E’, all’interno, un rigurgito della polarizzazione fra chi è pro e chi è contro una personalità anomala.

È, in Europa, la preoccupazione — diciamola tutta — degli altri Paesi, più che di un ripristino, in Italia, della finanza allegra, di perdere il controllo politico sull’Unione Europea e sui vantaggi commerciali ed economici della nostra recessione.

Nessuno crede che il «redivivo », non essendo stato, ieri, un riformista, sia, oggi, un rivoluzionario. Ma la parte del Paese più responsabile teme che il suo ritorno e l’eventualità che possa vincere le elezioni inducano gli altri partiti, per una sorta di riflesso condizionato, alla rilassatezza finanziaria. Quella conservatrice teme invece li solleciti, per ragioni di (improbabile) concorrenza, a un qualche riformismo. Se da un lato, dunque, le reazioni sono il segno inquietante di scarsa maturità democratica e liberale; dall’altro paiono prevedere un maggior dinamismo da parte di chi, finora, aveva mostrato di non esserne propenso. Tutto sta a capire dove si andrà.

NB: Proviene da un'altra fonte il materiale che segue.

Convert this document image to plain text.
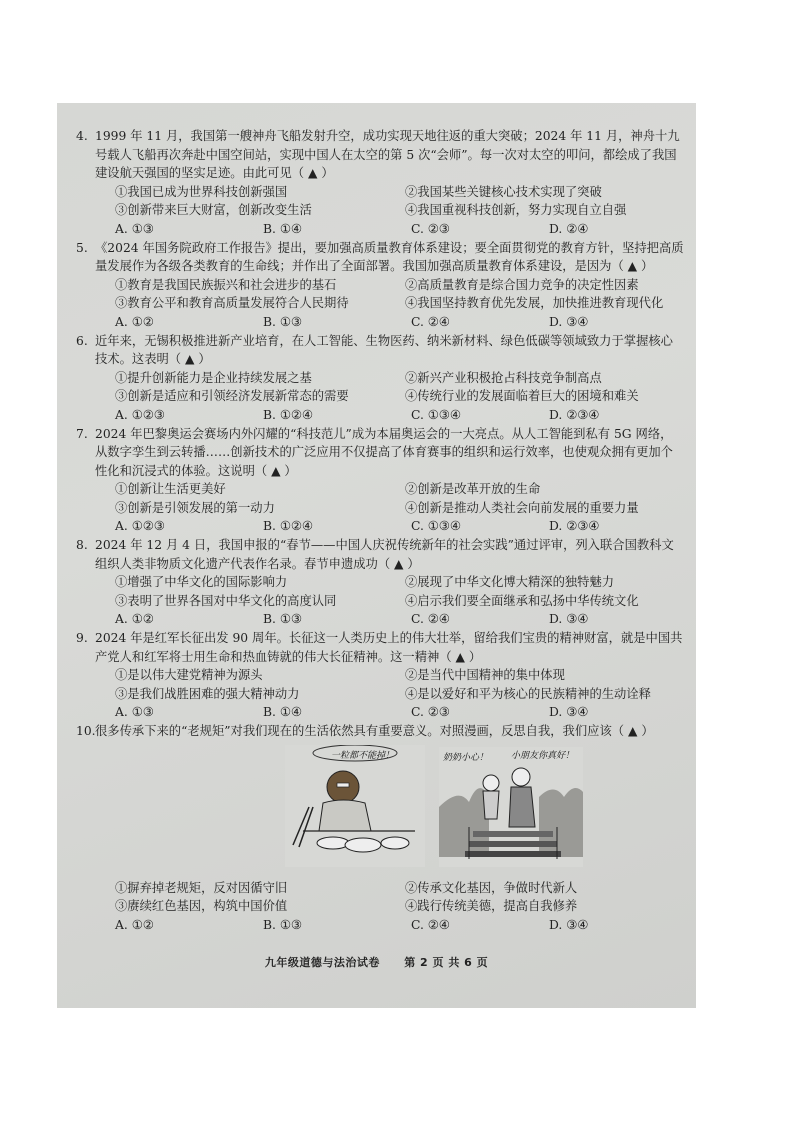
4. 1999 年 11 月，我国第一艘神舟飞船发射升空，成功实现天地往返的重大突破；2024 年 11 月，神舟十九号载人飞船再次奔赴中国空间站，实现中国人在太空的第 5 次“会师”。每一次对太空的叩问，都绘成了我国建设航天强国的坚实足迹。由此可见（ ▲ ）

①我国已成为世界科技创新强国	②我国某些关键核心技术实现了突破
③创新带来巨大财富，创新改变生活	④我国重视科技创新，努力实现自立自强
A. ①③	B. ①④	C. ②③	D. ②④

5. 《2024 年国务院政府工作报告》提出，要加强高质量教育体系建设；要全面贯彻党的教育方针，坚持把高质量发展作为各级各类教育的生命线；并作出了全面部署。我国加强高质量教育体系建设，是因为（ ▲ ）

①教育是我国民族振兴和社会进步的基石	②高质量教育是综合国力竞争的决定性因素
③教育公平和教育高质量发展符合人民期待	④我国坚持教育优先发展，加快推进教育现代化
A. ①②	B. ①③	C. ②④	D. ③④

6. 近年来，无锡积极推进新产业培育，在人工智能、生物医药、纳米新材料、绿色低碳等领域致力于掌握核心技术。这表明（ ▲ ）

①提升创新能力是企业持续发展之基	②新兴产业积极抢占科技竞争制高点
③创新是适应和引领经济发展新常态的需要	④传统行业的发展面临着巨大的困境和难关
A. ①②③	B. ①②④	C. ①③④	D. ②③④

7. 2024 年巴黎奥运会赛场内外闪耀的“科技范儿”成为本届奥运会的一大亮点。从人工智能到私有 5G 网络，从数字孪生到云转播……创新技术的广泛应用不仅提高了体育赛事的组织和运行效率，也使观众拥有更加个性化和沉浸式的体验。这说明（ ▲ ）

①创新让生活更美好	②创新是改革开放的生命
③创新是引领发展的第一动力	④创新是推动人类社会向前发展的重要力量
A. ①②③	B. ①②④	C. ①③④	D. ②③④

8. 2024 年 12 月 4 日，我国申报的“春节——中国人庆祝传统新年的社会实践”通过评审，列入联合国教科文组织人类非物质文化遗产代表作名录。春节申遗成功（ ▲ ）

①增强了中华文化的国际影响力	②展现了中华文化博大精深的独特魅力
③表明了世界各国对中华文化的高度认同	④启示我们要全面继承和弘扬中华传统文化
A. ①②	B. ①③	C. ②④	D. ③④

9. 2024 年是红军长征出发 90 周年。长征这一人类历史上的伟大壮举，留给我们宝贵的精神财富，就是中国共产党人和红军将士用生命和热血铸就的伟大长征精神。这一精神（ ▲ ）

①是以伟大建党精神为源头	②是当代中国精神的集中体现
③是我们战胜困难的强大精神动力	④是以爱好和平为核心的民族精神的生动诠释
A. ①③	B. ①④	C. ②③	D. ③④

10.很多传承下来的“老规矩”对我们现在的生活依然具有重要意义。对照漫画，反思自我，我们应该（ ▲ ）

一粒都不能掉！	奶奶小心！	小朋友你真好！
①摒弃掉老规矩，反对因循守旧	②传承文化基因，争做时代新人
③赓续红色基因，构筑中国价值	④践行传统美德，提高自我修养
A. ①②	B. ①③	C. ②④	D. ③④
九年级道德与法治试卷 第 2 页 共 6 页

Che piaccia o no, dodici mesi fa una parte del mondo politico si era posta il problema di liberarsi del Cavaliere; che meritava, comunque, di andarsene. La strada corretta erano le elezioni; che, probabilmente, avrebbe vinto la sinistra. Ma era mancata la fiducia nel popolo. Così, armata di un inusitato spirito europeista, la classe politica aveva affidato il governo al professor Monti. Che ha dato una scossa, soprattutto fiscale, al Paese e al quale, ora che è dimissionario, molti (compreso Berlusconi) chiedono di restare, in un modo o nell’altro, a Palazzo Chigi malgrado i risultati non sempre brillanti della sua gestione.

Forse, è un modo di rassicurare l’Europa. Continuiamo ad avere bisogno di rigore nella spesa e, soprattutto, di una radicale semplificazione legislativa e amministrativa, più che di ulteriore pressione fiscale, malgrado il patologico livello dell’evasione.

Ciò che la gente comune si aspetta sarebbe, dunque, una campagna elettorale condotta sulla base di una contrapposizione di programmi politici ed economici dei quali, per ora, non si vedono neppure le avvisaglie.

Il centrodestra ha scoperto, dopo averlo sostenuto, che il governo dei tecnici ha sbagliato tutto ed è passato all’opposizione perché così ha voluto il suo padre padrone (anche se ieri, a sorpresa, ha addirittura proposto Monti a leader dei moderati, dicendosi disposto ad appoggiarlo). Il centrosinistra pare accontentarsi che a vincere le primarie nel Pd sia stato un bonario ex apparatchik, grazie alla struttura dell’ex Pci. I centristi scrutano i sondaggi per decidere con chi allearsi e recuperare qualche consenso.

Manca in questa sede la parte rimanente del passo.